View across the garden

Photographs: Charles Francis


Higher Trenedden

July 2013: A conversation with owners Judy and Kevin Channer

Higher Trenedden is an intriguing mix of cottage garden, arboretum, meadow and wetland. Did you know from the start this was the kind of garden you wanted?

Judy: Before we bought this house, I liked the idea of living somewhere on the north coast, by the beach. We weren’t particularly looking for a garden — but when we saw this place, we fell in love with it. It was once part of a farm, and the framework for the cottage garden was already here, with lots of poppies and Japanese anemones. We’ve kept that framework, and also the laurel hedge and herbaceous border between the cottage garden and the croquet lawn. The cottage garden leads to a woodland walk, bordered by wild garlic and overlooked by camellias and rhododendrons. We cleared an area of nettles there, and we’re establishing things like periwinkle and cotoneaster. But the first thing we decided to do was create an arboretum in the overgrown orchard.

How did you decide what trees to plant?

Kevin: We kept some existing oaks and Cornish elms, and introduced some architectural trees and some trees which give us a mixture of colours and look good in different seasons, from amelanchiers in early spring to red, yellow and purple acers in the autumn. We sourced a lot from the Duchy of Cornwall Nursery at Lostwithiel, and others from BlueBell Arboretum in Leicestershire. Some are quite unusual, like a columnar copper beech; the rarest is probably a variegated photinia. In the arboretum, we also have a Chinese area with bamboo, Chinese fir and Gingko biloba — and an authentic warrior statue which we brought back from China. Beyond the arboretum there is a flat area which was once the farm’s chicken coop, and this was originally the end of the garden.

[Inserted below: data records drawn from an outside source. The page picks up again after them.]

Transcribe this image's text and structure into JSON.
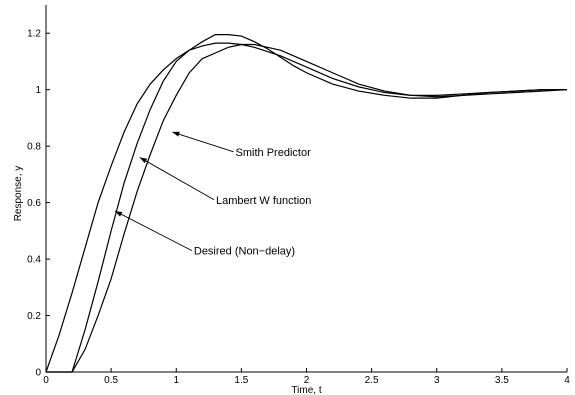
{
  "chart_data": {
    "type": "line",
    "title": "",
    "xlabel": "Time,  t",
    "ylabel": "Response,  y",
    "xlim": [
      0,
      4
    ],
    "ylim": [
      0,
      1.3
    ],
    "xticks": [
      0,
      0.5,
      1,
      1.5,
      2,
      2.5,
      3,
      3.5,
      4
    ],
    "xtick_labels": [
      "0",
      "0.5",
      "1",
      "1.5",
      "2",
      "2.5",
      "3",
      "3.5",
      "4"
    ],
    "yticks": [
      0,
      0.2,
      0.4,
      0.6,
      0.8,
      1,
      1.2
    ],
    "ytick_labels": [
      "0",
      "0.2",
      "0.4",
      "0.6",
      "0.8",
      "1",
      "1.2"
    ],
    "grid": false,
    "series": [
      {
        "name": "Desired (Non−delay)",
        "x": [
          0,
          0.1,
          0.2,
          0.3,
          0.4,
          0.5,
          0.6,
          0.7,
          0.8,
          0.9,
          1.0,
          1.1,
          1.2,
          1.3,
          1.4,
          1.5,
          1.6,
          1.7,
          1.8,
          1.9,
          2.0,
          2.2,
          2.4,
          2.6,
          2.8,
          3.0,
          3.2,
          3.4,
          3.6,
          3.8,
          4.0
        ],
        "y": [
          0,
          0.13,
          0.28,
          0.44,
          0.6,
          0.73,
          0.85,
          0.95,
          1.02,
          1.07,
          1.11,
          1.14,
          1.155,
          1.165,
          1.165,
          1.16,
          1.15,
          1.135,
          1.12,
          1.1,
          1.08,
          1.04,
          1.01,
          0.99,
          0.98,
          0.98,
          0.985,
          0.99,
          0.995,
          1.0,
          1.0
        ]
      },
      {
        "name": "Lambert W function",
        "x": [
          0,
          0.2,
          0.3,
          0.4,
          0.5,
          0.6,
          0.7,
          0.8,
          0.9,
          1.0,
          1.1,
          1.2,
          1.3,
          1.4,
          1.5,
          1.6,
          1.7,
          1.8,
          1.9,
          2.0,
          2.2,
          2.4,
          2.6,
          2.8,
          3.0,
          3.2,
          3.4,
          3.6,
          3.8,
          4.0
        ],
        "y": [
          0,
          0,
          0.15,
          0.32,
          0.5,
          0.67,
          0.81,
          0.93,
          1.03,
          1.1,
          1.14,
          1.17,
          1.195,
          1.195,
          1.19,
          1.17,
          1.145,
          1.115,
          1.085,
          1.06,
          1.02,
          0.995,
          0.98,
          0.97,
          0.97,
          0.98,
          0.99,
          0.995,
          1.0,
          1.0
        ]
      },
      {
        "name": "Smith Predictor",
        "x": [
          0,
          0.2,
          0.3,
          0.4,
          0.5,
          0.6,
          0.7,
          0.8,
          0.9,
          1.0,
          1.1,
          1.2,
          1.3,
          1.4,
          1.5,
          1.6,
          1.7,
          1.8,
          1.9,
          2.0,
          2.2,
          2.4,
          2.6,
          2.8,
          3.0,
          3.2,
          3.4,
          3.6,
          3.8,
          4.0
        ],
        "y": [
          0,
          0,
          0.08,
          0.2,
          0.33,
          0.49,
          0.64,
          0.77,
          0.89,
          0.98,
          1.06,
          1.11,
          1.13,
          1.15,
          1.16,
          1.16,
          1.15,
          1.14,
          1.12,
          1.1,
          1.06,
          1.02,
          0.995,
          0.98,
          0.975,
          0.98,
          0.985,
          0.99,
          0.995,
          1.0
        ]
      }
    ],
    "annotations": [
      {
        "text": "Smith Predictor",
        "label_x": 1.44,
        "label_y": 0.78,
        "point_x": 0.97,
        "point_y": 0.85
      },
      {
        "text": "Lambert W function",
        "label_x": 1.29,
        "label_y": 0.61,
        "point_x": 0.72,
        "point_y": 0.76
      },
      {
        "text": "Desired (Non−delay)",
        "label_x": 1.12,
        "label_y": 0.43,
        "point_x": 0.53,
        "point_y": 0.57
      }
    ]
  }
}
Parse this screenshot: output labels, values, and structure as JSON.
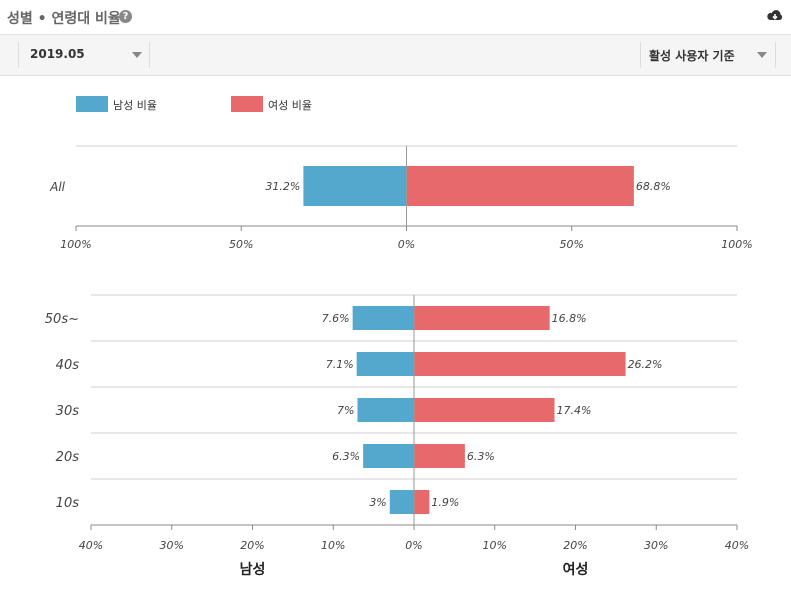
{
  "header": {
    "title": "성별 • 연령대 비율",
    "help_icon": "question-circle-icon",
    "download_icon": "cloud-download-icon"
  },
  "toolbar": {
    "date_value": "2019.05",
    "basis_value": "활성 사용자 기준"
  },
  "colors": {
    "male": "#55a8cd",
    "female": "#e8696b"
  },
  "chart_data": [
    {
      "type": "bar",
      "orientation": "horizontal-diverging",
      "categories": [
        "All"
      ],
      "series": [
        {
          "name": "남성 비율",
          "values": [
            31.2
          ],
          "labels": [
            "31.2%"
          ]
        },
        {
          "name": "여성 비율",
          "values": [
            68.8
          ],
          "labels": [
            "68.8%"
          ]
        }
      ],
      "xlim": [
        -100,
        100
      ],
      "ticks": [
        "100%",
        "50%",
        "0%",
        "50%",
        "100%"
      ],
      "legend": [
        "남성 비율",
        "여성 비율"
      ],
      "legend_placement": "top-left",
      "grid": true
    },
    {
      "type": "bar",
      "orientation": "horizontal-diverging",
      "categories": [
        "50s~",
        "40s",
        "30s",
        "20s",
        "10s"
      ],
      "series": [
        {
          "name": "남성",
          "values": [
            7.6,
            7.1,
            7,
            6.3,
            3
          ],
          "labels": [
            "7.6%",
            "7.1%",
            "7%",
            "6.3%",
            "3%"
          ]
        },
        {
          "name": "여성",
          "values": [
            16.8,
            26.2,
            17.4,
            6.3,
            1.9
          ],
          "labels": [
            "16.8%",
            "26.2%",
            "17.4%",
            "6.3%",
            "1.9%"
          ]
        }
      ],
      "xlim": [
        -40,
        40
      ],
      "ticks": [
        "40%",
        "30%",
        "20%",
        "10%",
        "0%",
        "10%",
        "20%",
        "30%",
        "40%"
      ],
      "xlabel_left": "남성",
      "xlabel_right": "여성",
      "grid": true
    }
  ]
}
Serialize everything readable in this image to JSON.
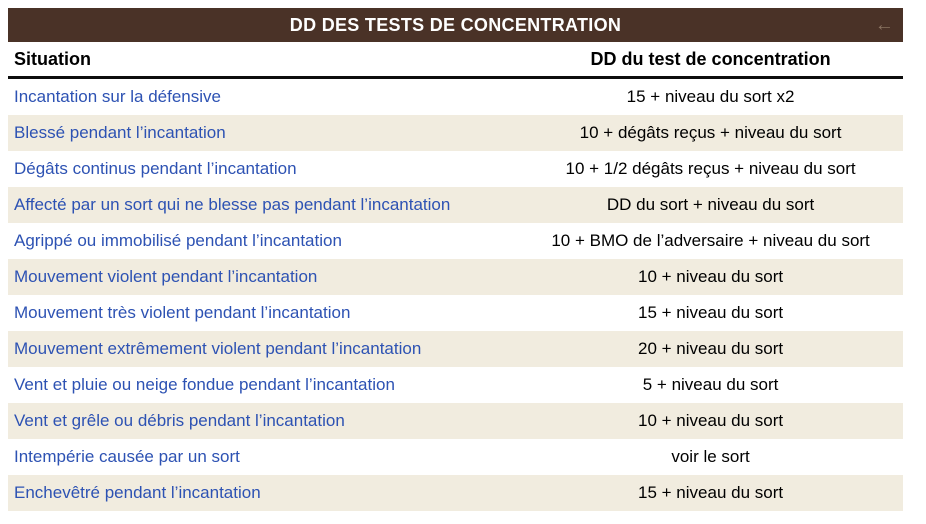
{
  "table": {
    "title": "DD DES TESTS DE CONCENTRATION",
    "back_arrow_icon": "←",
    "columns": {
      "situation": "Situation",
      "dd": "DD du test de concentration"
    },
    "rows": [
      {
        "situation": "Incantation sur la défensive",
        "dd": "15 + niveau du sort x2"
      },
      {
        "situation": "Blessé pendant l’incantation",
        "dd": "10 + dégâts reçus + niveau du sort"
      },
      {
        "situation": "Dégâts continus pendant l’incantation",
        "dd": "10 + 1/2 dégâts reçus + niveau du sort"
      },
      {
        "situation": "Affecté par un sort qui ne blesse pas pendant l’incantation",
        "dd": "DD du sort + niveau du sort"
      },
      {
        "situation": "Agrippé ou immobilisé pendant l’incantation",
        "dd": "10 + BMO de l’adversaire + niveau du sort"
      },
      {
        "situation": "Mouvement violent pendant l’incantation",
        "dd": "10 + niveau du sort"
      },
      {
        "situation": "Mouvement très violent pendant l’incantation",
        "dd": "15 + niveau du sort"
      },
      {
        "situation": "Mouvement extrêmement violent pendant l’incantation",
        "dd": "20 + niveau du sort"
      },
      {
        "situation": "Vent et pluie ou neige fondue pendant l’incantation",
        "dd": "5 + niveau du sort"
      },
      {
        "situation": "Vent et grêle ou débris pendant l’incantation",
        "dd": "10 + niveau du sort"
      },
      {
        "situation": "Intempérie causée par un sort",
        "dd": "voir le sort"
      },
      {
        "situation": "Enchevêtré pendant l’incantation",
        "dd": "15 + niveau du sort"
      }
    ],
    "colors": {
      "header_bg": "#4a3227",
      "row_alt_bg": "#f1ecdf",
      "link_color": "#2d52b3"
    }
  }
}
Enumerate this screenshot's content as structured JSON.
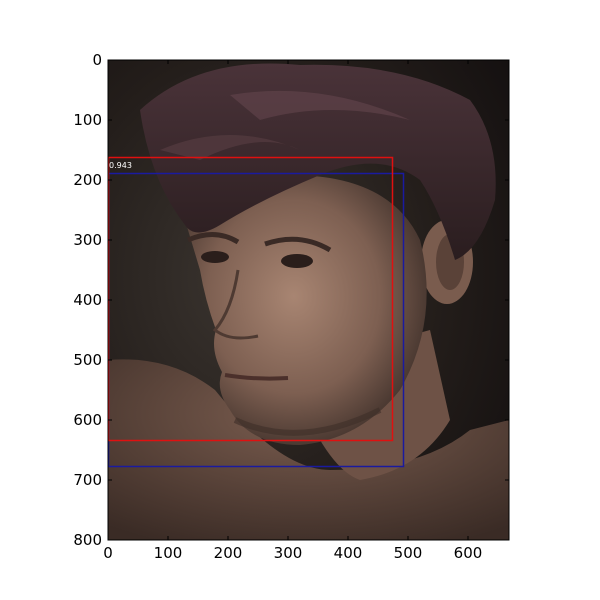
{
  "plot": {
    "x_ticks": [
      "0",
      "100",
      "200",
      "300",
      "400",
      "500",
      "600"
    ],
    "y_ticks": [
      "0",
      "100",
      "200",
      "300",
      "400",
      "500",
      "600",
      "700",
      "800"
    ]
  },
  "image": {
    "description_icon": "portrait-photo",
    "colors": {
      "background_dark": "#1f1a17",
      "hair": "#3a2a2e",
      "skin": "#8b6c5c",
      "skin_light": "#a88572",
      "shadow": "#2a2220"
    }
  },
  "detections": [
    {
      "label": "0.943",
      "color": "#e01010"
    },
    {
      "label": "",
      "color": "#1a1aa0"
    }
  ],
  "colors": {
    "axis": "#000000",
    "red_box": "#e01010",
    "blue_box": "#1a1aa0"
  }
}
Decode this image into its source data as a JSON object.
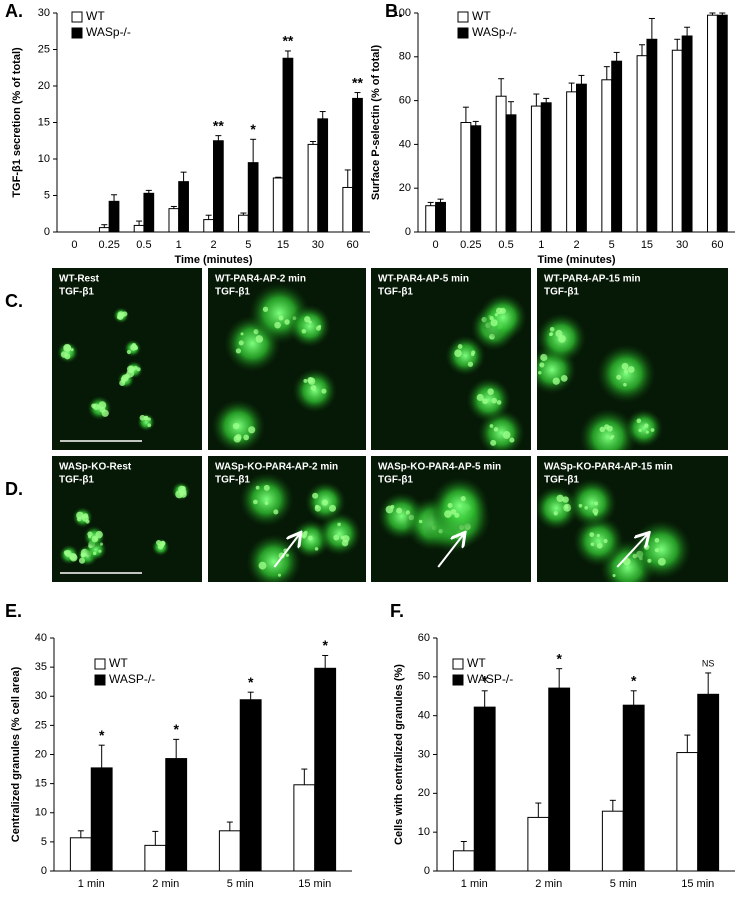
{
  "chart_data": [
    {
      "type": "bar",
      "panel_label": "A.",
      "y_label": "TGF-β1 secretion (% of total)",
      "x_label": "Time (minutes)",
      "categories": [
        "0",
        "0.25",
        "0.5",
        "1",
        "2",
        "5",
        "15",
        "30",
        "60"
      ],
      "series": [
        {
          "name": "WT",
          "color": "#ffffff",
          "values": [
            0,
            0.6,
            0.9,
            3.2,
            1.7,
            2.3,
            7.4,
            12,
            6.1
          ],
          "errors": [
            0,
            0.4,
            0.6,
            0.3,
            0.6,
            0.3,
            0.1,
            0.4,
            2.4
          ]
        },
        {
          "name": "WASp-/-",
          "color": "#000000",
          "values": [
            0,
            4.2,
            5.3,
            6.9,
            12.5,
            9.5,
            23.8,
            15.5,
            18.3
          ],
          "errors": [
            0,
            0.9,
            0.4,
            1.3,
            0.7,
            3.2,
            1.0,
            1.0,
            0.8
          ]
        }
      ],
      "significance": [
        null,
        null,
        null,
        null,
        "**",
        "*",
        "**",
        null,
        "**"
      ],
      "ylim": [
        0,
        30
      ],
      "yticks": [
        0,
        5,
        10,
        15,
        20,
        25,
        30
      ]
    },
    {
      "type": "bar",
      "panel_label": "B.",
      "y_label": "Surface P-selectin (% of total)",
      "x_label": "Time (minutes)",
      "categories": [
        "0",
        "0.25",
        "0.5",
        "1",
        "2",
        "5",
        "15",
        "30",
        "60"
      ],
      "series": [
        {
          "name": "WT",
          "color": "#ffffff",
          "values": [
            12,
            50,
            62,
            57.5,
            64,
            69.5,
            80.5,
            83,
            99
          ],
          "errors": [
            1.5,
            7,
            8,
            5.5,
            4,
            6,
            5,
            5,
            1
          ]
        },
        {
          "name": "WASp-/-",
          "color": "#000000",
          "values": [
            13.5,
            48.5,
            53.5,
            59,
            67.5,
            78,
            88,
            89.5,
            99
          ],
          "errors": [
            1.5,
            2,
            6,
            2,
            4,
            4,
            9.5,
            4,
            1
          ]
        }
      ],
      "ylim": [
        0,
        100
      ],
      "yticks": [
        0,
        20,
        40,
        60,
        80,
        100
      ]
    },
    {
      "type": "bar",
      "panel_label": "E.",
      "y_label": "Centralized granules (% cell area)",
      "categories": [
        "1 min",
        "2 min",
        "5 min",
        "15 min"
      ],
      "series": [
        {
          "name": "WT",
          "color": "#ffffff",
          "values": [
            5.7,
            4.4,
            6.9,
            14.8
          ],
          "errors": [
            1.2,
            2.4,
            1.5,
            2.7
          ]
        },
        {
          "name": "WASP-/-",
          "color": "#000000",
          "values": [
            17.7,
            19.3,
            29.4,
            34.8
          ],
          "errors": [
            3.9,
            3.3,
            1.3,
            2.2
          ]
        }
      ],
      "significance": [
        "*",
        "*",
        "*",
        "*"
      ],
      "ylim": [
        0,
        40
      ],
      "yticks": [
        0,
        5,
        10,
        15,
        20,
        25,
        30,
        35,
        40
      ]
    },
    {
      "type": "bar",
      "panel_label": "F.",
      "y_label": "Cells with centralized granules (%)",
      "categories": [
        "1 min",
        "2 min",
        "5 min",
        "15 min"
      ],
      "series": [
        {
          "name": "WT",
          "color": "#ffffff",
          "values": [
            5.2,
            13.8,
            15.4,
            30.5
          ],
          "errors": [
            2.4,
            3.7,
            2.8,
            4.5
          ]
        },
        {
          "name": "WASP-/-",
          "color": "#000000",
          "values": [
            42.2,
            47.1,
            42.7,
            45.5
          ],
          "errors": [
            4.2,
            5,
            3.7,
            5.5
          ]
        }
      ],
      "significance": [
        "*",
        "*",
        "*",
        "NS"
      ],
      "ylim": [
        0,
        60
      ],
      "yticks": [
        0,
        10,
        20,
        30,
        40,
        50,
        60
      ]
    }
  ],
  "images": [
    {
      "label": "C.",
      "panels": [
        {
          "title": "WT-Rest",
          "stain": "TGF-β1"
        },
        {
          "title": "WT-PAR4-AP-2 min",
          "stain": "TGF-β1"
        },
        {
          "title": "WT-PAR4-AP-5 min",
          "stain": "TGF-β1"
        },
        {
          "title": "WT-PAR4-AP-15 min",
          "stain": "TGF-β1"
        }
      ]
    },
    {
      "label": "D.",
      "panels": [
        {
          "title": "WASp-KO-Rest",
          "stain": "TGF-β1"
        },
        {
          "title": "WASp-KO-PAR4-AP-2 min",
          "stain": "TGF-β1"
        },
        {
          "title": "WASp-KO-PAR4-AP-5 min",
          "stain": "TGF-β1"
        },
        {
          "title": "WASp-KO-PAR4-AP-15 min",
          "stain": "TGF-β1"
        }
      ]
    }
  ]
}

How did you go about extending the garden beyond this point?

Kevin: The farmer next door agreed to sell us a meadow and some marshland, which had been left to do nothing for years. We now have a pond there, with streams running round it. We put an aerating pondweed in it, but it’s taken over, so we’ve got to get it taken out — but we do have water lilies as well.

Iris by the lake

We had a boardwalk built over the wetland, because it’s very boggy; Brad Harper, who runs BH Gardens at Lanreath, did all the major construction.

Wetland garden

The boardwalk leads to a raised summerhouse, and we sit there in the evening and watch the sun going down. It’s a moving mass of butterflies. We have a primus there, so we can have a cup of tea. We think it’s idyllic.


It must also be a haven for wildlife …

Judy: We put in some decoy ducks to attract mallards and it worked — we now have five. The first real duck circled round the decoy, wondering what it was. We also have Canada geese, who have made their own path through the wetland.

Canada geese by the lake

We’re hoping for newts, as we’ve been told there used to be some in the streams. Around the pond there are also damselflies and butterflies, and we frequently see deer at the end of the boardwalk.

Kevin: We have a movement-activated wildlife camera, which has captured foxes and badgers at night. We’re now looking into borrowing a water buffalo to graze the meadow, as they’re gentler than cows.

What can visitors see on your open day in July?

Judy: We hope the wetland will be full of wildflowers. There should be a lot of meadowsweet, which attracts the butterflies and is very pretty, and also tormentil, fleabane, devil’s bit scabious, trefoil, St John’s wort, hemp agrimony and ragged robin. There will probably still be some marsh orchids, as they’re late this year.

Wildflower path

This is the first year Higher Trenedden has opened under the National Gardens Scheme. Why did you want to be involved with the scheme?

Kevin: What attracted me to the NGS is that they support the National Trust garden apprenticeship scheme, and I think it’s good to help bring on young gardeners. When we contacted the NGS, the idea was that we would open the garden some time in the future, but they were very excited because of the wild areas, and they wanted us to open this year. We don’t know how many people will turn up on the day so we’ve got a houseful of helpers. There’ll be a lot of baking going on the day before!